Corporations captures government’s secret functions

And the second instance of the corporate seizure of government power, this time focusing on the power to set the most secret agendas of the exercise of power in the secret exercise of power and the ability to invade the most intimate areas of privacy.

From an enlightening essay by veteran journalist Tim Shorrock for The Nation:

The recent integration of two military contractors into a $10 billion behemoth is the latest in a wave of mergers and acquisitions that have transformed America’s privatized, high-tech intelligence system into what looks like an old-fashioned monopoly.

In August, Leidos Holdings, a major contractor for the Pentagon and the National Security Agency, completed a long-planned merger with the Information Systems & Global Solutions division of Lockheed Martin, the global military giant. The 8,000 operatives employed by the new company do everything from analyzing signals for the NSA to tracking down suspected enemy fighters for US Special Forces in the Middle East and Africa.

>snip<

Leidos is now the largest of five corporations that together employ nearly 80 percent of the private-sector employees contracted to work for US spy and surveillance agencies.

This is incredibly risky for a country so dependent on intelligence to fight global wars and prevent domestic attacks.
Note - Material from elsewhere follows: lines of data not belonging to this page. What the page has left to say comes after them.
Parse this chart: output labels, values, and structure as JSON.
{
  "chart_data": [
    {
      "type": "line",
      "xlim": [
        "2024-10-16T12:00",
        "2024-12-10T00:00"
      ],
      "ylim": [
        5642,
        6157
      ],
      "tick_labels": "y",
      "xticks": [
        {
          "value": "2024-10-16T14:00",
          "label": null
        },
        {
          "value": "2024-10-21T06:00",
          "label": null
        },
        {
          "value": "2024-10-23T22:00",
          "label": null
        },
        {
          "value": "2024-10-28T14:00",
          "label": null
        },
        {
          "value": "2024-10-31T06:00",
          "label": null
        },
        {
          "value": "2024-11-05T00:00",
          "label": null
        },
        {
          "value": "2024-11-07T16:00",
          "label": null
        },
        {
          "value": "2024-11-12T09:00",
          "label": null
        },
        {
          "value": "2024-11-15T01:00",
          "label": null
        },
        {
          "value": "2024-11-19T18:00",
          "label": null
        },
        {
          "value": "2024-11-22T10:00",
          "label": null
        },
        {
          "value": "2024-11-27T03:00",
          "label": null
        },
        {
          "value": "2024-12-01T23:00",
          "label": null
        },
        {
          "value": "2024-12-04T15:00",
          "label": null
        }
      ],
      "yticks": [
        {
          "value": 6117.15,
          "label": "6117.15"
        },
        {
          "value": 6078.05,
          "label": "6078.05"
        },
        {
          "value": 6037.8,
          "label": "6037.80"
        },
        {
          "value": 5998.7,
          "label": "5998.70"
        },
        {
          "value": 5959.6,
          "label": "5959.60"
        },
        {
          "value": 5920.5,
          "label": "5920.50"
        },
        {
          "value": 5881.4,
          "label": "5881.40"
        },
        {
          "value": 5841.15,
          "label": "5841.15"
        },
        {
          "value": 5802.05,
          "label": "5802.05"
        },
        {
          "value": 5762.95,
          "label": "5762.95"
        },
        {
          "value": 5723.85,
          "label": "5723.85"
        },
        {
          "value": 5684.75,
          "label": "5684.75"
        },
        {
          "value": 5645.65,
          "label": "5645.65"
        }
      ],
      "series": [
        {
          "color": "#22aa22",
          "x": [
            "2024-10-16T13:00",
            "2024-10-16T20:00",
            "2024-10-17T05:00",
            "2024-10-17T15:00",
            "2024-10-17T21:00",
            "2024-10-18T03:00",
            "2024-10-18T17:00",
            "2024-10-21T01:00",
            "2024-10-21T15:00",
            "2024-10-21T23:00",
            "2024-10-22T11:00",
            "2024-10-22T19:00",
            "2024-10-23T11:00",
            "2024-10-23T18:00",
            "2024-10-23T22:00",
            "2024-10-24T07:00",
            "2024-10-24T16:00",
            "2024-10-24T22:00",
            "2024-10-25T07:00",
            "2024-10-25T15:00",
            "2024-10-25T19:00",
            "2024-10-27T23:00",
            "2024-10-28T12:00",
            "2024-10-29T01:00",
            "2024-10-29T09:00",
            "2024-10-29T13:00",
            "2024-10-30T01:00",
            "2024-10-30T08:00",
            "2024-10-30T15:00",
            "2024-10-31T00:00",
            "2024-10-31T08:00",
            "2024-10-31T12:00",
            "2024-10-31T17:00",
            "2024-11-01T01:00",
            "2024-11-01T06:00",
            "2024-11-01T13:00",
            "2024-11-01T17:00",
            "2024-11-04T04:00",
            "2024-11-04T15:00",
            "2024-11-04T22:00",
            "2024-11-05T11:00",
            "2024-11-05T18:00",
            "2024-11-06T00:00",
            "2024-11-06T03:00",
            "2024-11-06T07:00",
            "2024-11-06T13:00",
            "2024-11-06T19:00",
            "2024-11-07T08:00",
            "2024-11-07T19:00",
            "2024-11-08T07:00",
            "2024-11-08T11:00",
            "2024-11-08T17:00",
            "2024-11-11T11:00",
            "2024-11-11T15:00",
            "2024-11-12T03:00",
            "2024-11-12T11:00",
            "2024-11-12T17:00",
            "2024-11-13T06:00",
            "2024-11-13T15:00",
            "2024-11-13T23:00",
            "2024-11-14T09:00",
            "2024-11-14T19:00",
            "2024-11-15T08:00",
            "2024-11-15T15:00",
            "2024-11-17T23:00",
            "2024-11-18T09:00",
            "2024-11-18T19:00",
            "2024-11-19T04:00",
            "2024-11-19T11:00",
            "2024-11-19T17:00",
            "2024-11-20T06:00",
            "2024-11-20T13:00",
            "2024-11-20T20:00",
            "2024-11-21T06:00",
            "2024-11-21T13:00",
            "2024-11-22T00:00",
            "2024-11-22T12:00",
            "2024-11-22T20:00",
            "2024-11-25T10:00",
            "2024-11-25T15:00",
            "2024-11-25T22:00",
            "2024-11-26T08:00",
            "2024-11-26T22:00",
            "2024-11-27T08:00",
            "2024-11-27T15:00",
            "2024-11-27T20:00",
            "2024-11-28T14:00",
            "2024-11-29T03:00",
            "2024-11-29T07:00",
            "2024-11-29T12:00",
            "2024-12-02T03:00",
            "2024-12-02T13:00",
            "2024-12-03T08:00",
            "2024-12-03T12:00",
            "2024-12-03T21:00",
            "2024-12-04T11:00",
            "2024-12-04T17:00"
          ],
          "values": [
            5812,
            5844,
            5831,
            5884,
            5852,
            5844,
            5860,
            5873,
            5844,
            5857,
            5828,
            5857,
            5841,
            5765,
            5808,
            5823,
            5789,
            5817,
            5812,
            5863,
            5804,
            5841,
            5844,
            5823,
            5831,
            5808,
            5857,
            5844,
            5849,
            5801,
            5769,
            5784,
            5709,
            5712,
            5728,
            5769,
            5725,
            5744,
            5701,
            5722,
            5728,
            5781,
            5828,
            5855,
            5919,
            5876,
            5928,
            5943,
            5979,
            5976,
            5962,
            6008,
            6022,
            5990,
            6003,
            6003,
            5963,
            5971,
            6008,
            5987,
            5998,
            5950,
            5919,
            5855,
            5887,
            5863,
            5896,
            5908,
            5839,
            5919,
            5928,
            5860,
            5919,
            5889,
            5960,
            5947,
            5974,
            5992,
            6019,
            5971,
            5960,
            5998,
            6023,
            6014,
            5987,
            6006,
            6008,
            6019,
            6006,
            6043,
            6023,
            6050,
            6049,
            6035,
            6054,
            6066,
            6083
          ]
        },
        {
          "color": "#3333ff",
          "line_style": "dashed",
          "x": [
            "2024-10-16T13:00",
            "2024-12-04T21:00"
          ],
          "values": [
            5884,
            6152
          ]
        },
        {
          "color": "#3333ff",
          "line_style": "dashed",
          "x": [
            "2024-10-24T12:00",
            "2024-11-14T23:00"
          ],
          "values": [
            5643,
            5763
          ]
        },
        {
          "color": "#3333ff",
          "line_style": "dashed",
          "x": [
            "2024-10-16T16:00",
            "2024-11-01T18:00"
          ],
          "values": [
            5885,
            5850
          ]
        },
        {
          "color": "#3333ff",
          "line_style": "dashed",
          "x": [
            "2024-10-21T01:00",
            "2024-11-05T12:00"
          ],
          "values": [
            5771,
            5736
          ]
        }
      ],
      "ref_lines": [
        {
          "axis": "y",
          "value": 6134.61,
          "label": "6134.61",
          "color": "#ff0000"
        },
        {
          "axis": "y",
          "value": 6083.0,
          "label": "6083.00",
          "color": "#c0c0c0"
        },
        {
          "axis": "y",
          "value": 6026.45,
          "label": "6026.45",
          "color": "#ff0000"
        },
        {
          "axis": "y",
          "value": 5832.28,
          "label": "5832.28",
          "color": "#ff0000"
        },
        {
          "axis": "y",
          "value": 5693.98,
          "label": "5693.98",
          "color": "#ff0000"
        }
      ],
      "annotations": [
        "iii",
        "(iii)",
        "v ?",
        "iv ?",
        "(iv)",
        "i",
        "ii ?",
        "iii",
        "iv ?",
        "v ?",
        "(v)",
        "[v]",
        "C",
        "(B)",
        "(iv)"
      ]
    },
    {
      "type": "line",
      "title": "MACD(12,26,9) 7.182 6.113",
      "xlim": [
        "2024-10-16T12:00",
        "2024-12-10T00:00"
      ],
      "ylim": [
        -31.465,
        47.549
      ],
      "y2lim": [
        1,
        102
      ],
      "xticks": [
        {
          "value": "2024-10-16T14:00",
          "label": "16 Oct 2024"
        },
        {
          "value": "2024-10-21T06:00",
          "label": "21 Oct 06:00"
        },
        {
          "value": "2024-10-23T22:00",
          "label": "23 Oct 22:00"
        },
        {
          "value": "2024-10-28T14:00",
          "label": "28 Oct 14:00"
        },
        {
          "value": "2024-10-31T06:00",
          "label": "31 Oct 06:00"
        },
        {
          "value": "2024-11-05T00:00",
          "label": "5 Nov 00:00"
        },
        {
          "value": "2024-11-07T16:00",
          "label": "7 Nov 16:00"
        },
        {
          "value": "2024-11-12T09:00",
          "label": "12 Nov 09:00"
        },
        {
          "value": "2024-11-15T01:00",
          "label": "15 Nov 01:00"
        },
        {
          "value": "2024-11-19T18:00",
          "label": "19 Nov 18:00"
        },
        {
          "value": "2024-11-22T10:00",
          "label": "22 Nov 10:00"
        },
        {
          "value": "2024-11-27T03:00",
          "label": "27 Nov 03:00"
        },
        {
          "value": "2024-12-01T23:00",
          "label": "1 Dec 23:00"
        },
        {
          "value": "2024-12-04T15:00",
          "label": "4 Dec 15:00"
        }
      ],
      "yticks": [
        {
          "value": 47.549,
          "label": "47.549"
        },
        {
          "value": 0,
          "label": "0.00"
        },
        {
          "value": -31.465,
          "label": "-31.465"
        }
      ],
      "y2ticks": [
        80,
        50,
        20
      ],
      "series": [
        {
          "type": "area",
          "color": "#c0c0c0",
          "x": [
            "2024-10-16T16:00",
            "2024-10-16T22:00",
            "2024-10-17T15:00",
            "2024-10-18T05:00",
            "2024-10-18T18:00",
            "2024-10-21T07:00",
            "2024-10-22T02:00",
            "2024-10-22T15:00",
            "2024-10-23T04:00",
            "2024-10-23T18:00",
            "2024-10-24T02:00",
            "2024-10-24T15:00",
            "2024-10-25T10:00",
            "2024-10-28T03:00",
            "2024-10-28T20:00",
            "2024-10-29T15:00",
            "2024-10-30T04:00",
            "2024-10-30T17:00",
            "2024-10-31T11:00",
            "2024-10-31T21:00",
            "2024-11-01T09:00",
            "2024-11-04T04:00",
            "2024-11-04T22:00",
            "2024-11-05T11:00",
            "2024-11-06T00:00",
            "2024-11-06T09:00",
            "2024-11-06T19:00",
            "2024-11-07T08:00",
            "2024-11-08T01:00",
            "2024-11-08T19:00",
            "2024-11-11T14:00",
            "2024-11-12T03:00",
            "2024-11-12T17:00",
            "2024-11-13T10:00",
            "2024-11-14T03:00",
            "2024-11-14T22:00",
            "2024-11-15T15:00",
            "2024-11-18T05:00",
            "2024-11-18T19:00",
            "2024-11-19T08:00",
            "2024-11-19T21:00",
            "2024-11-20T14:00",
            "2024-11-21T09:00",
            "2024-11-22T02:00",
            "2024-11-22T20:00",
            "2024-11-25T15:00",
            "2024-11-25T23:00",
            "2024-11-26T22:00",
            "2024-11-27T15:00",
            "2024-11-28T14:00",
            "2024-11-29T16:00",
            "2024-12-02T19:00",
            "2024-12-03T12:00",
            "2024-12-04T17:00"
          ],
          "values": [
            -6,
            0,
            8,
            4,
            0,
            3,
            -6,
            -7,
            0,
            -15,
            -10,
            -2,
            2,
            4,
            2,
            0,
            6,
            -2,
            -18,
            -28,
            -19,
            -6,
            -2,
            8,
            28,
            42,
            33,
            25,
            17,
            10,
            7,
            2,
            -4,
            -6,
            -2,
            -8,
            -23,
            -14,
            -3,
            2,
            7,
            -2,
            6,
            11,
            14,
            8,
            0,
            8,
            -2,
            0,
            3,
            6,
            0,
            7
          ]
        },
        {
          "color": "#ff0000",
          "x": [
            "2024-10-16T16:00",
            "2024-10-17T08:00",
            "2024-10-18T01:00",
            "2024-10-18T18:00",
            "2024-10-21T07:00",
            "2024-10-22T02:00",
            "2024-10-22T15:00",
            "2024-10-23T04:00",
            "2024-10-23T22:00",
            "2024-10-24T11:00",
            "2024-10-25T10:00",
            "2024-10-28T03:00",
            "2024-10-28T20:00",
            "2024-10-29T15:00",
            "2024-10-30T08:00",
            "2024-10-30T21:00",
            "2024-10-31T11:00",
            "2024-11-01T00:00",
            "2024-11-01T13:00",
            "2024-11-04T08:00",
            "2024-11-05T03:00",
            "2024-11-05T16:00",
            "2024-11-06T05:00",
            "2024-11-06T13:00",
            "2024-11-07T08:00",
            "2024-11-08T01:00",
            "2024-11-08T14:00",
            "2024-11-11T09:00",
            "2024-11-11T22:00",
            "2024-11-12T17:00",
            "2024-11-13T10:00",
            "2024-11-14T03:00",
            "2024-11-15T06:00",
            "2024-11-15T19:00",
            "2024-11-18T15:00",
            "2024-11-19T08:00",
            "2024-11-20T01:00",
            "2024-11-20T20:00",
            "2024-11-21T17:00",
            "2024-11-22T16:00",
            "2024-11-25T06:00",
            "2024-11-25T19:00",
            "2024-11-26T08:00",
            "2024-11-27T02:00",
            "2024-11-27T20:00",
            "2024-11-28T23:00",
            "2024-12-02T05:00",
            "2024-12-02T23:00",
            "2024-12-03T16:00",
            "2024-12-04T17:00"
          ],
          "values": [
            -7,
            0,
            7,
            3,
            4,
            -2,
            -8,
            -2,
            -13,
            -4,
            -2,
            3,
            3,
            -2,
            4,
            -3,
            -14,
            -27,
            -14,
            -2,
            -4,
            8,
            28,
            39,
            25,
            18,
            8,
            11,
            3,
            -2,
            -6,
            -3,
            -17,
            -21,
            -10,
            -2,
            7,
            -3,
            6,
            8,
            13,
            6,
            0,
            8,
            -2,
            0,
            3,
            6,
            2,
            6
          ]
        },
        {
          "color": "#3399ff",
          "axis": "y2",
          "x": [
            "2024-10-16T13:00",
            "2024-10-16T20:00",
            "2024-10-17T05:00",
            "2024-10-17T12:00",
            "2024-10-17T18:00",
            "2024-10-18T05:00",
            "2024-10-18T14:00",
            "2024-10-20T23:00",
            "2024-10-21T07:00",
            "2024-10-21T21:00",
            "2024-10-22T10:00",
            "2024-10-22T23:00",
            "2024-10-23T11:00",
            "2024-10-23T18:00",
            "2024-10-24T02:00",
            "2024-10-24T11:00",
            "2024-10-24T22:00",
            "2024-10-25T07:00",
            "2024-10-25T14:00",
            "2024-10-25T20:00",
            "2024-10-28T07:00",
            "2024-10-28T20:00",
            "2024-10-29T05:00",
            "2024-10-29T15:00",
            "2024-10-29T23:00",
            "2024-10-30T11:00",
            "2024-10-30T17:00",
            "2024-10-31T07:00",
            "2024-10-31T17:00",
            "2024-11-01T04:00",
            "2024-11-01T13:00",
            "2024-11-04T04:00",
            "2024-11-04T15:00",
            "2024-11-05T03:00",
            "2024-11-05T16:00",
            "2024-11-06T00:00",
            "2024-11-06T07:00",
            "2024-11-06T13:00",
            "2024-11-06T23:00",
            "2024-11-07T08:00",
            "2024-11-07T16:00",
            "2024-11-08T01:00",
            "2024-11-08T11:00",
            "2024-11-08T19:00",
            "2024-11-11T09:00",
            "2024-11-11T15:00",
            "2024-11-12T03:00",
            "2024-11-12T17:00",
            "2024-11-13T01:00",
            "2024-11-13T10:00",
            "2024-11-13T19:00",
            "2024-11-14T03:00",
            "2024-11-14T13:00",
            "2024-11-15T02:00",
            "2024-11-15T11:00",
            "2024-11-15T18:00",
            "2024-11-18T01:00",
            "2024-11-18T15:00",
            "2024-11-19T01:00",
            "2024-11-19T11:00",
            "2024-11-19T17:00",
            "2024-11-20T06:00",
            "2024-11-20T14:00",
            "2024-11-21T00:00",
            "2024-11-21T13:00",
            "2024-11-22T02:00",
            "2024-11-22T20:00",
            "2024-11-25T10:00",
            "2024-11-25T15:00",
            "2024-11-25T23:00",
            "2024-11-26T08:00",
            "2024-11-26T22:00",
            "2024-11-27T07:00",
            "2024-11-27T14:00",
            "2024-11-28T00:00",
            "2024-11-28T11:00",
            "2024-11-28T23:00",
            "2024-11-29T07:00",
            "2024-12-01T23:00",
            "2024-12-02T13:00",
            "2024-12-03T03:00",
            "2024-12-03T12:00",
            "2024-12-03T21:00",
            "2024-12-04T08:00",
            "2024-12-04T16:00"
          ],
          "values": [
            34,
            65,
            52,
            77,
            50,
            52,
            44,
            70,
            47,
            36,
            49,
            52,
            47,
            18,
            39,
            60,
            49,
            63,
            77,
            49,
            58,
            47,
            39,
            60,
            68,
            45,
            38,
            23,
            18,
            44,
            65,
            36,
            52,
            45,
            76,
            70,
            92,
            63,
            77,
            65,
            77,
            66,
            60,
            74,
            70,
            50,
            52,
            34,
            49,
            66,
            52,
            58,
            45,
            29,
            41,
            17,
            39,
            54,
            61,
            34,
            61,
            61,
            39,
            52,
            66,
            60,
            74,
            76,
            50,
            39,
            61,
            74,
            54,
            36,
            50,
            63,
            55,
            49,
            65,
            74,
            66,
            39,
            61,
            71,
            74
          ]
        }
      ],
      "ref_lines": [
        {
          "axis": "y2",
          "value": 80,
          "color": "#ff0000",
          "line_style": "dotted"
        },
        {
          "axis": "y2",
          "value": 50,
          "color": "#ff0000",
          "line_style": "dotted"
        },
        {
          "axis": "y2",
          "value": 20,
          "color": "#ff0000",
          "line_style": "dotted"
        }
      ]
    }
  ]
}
Yes, that’s 80 percent. For the first time since spy agencies began outsourcing their core analytic and operational work in the late 1990s, the bulk of the contracted work goes to a handful of companies: Leidos, Booz Allen Hamilton, CSRA, SAIC, and CACI International. This concentration of “pure plays”—a Wall Street term for companies that makes one product for a single market—marks a fundamental shift in an industry that was once a highly diverse mix of large military contractors, small and medium technology companies, and tiny “Beltway Bandits” surrounding Washington, D.C.

[T]hese developments are incredibly risky for a country more dependent than ever on intelligence to fight global wars and prevent domestic attacks. “The problem with just five companies providing the lion’s share of contractors is that the client, the U.S. government, won’t have much alternative when a company screws up,” says David Isenberg, the author of Shadow Force: Private Security Contractors in Iraq.

Moreover, the fact that much of this privatized work is top secret—and is generally underreported in the press—undermines the accountability and transparency of our spy agencies. That should deeply concern the American public.

What’s the source of that power?

We close with a quote from a 20 April 2015 essay or Harper’s by New America Foundation scholar Lee Drutman:

Something is out of balance in Washington. Corporations now spend about $2.6 billion a year on reported lobbying expenditures—more than the $2 billion we spend to fund the House ($1.18 billion) and Senate ($860 million). It’s a gap that has been widening since corporate lobbying began to regularly exceed the combined House-Senate budget in the early 2000s.

Today, the biggest companies have upwards of 100 lobbyists representing them, allowing them to be everywhere, all the time. For every dollar spent on lobbying by labor unions and public-interest groups together, large corporations and their associations now spend $34. Of the 100 organizations that spend the most on lobbying, 95 consistently represent business.

Add in the disastrous corporate agenda set by the U.S. Supreme Court and we are looking at nothing less than a de facto and de jure coup in the most powerful nation the planet has ever seen.

The only question is whether or not it will take a second American revolution to restore the balance we have lost.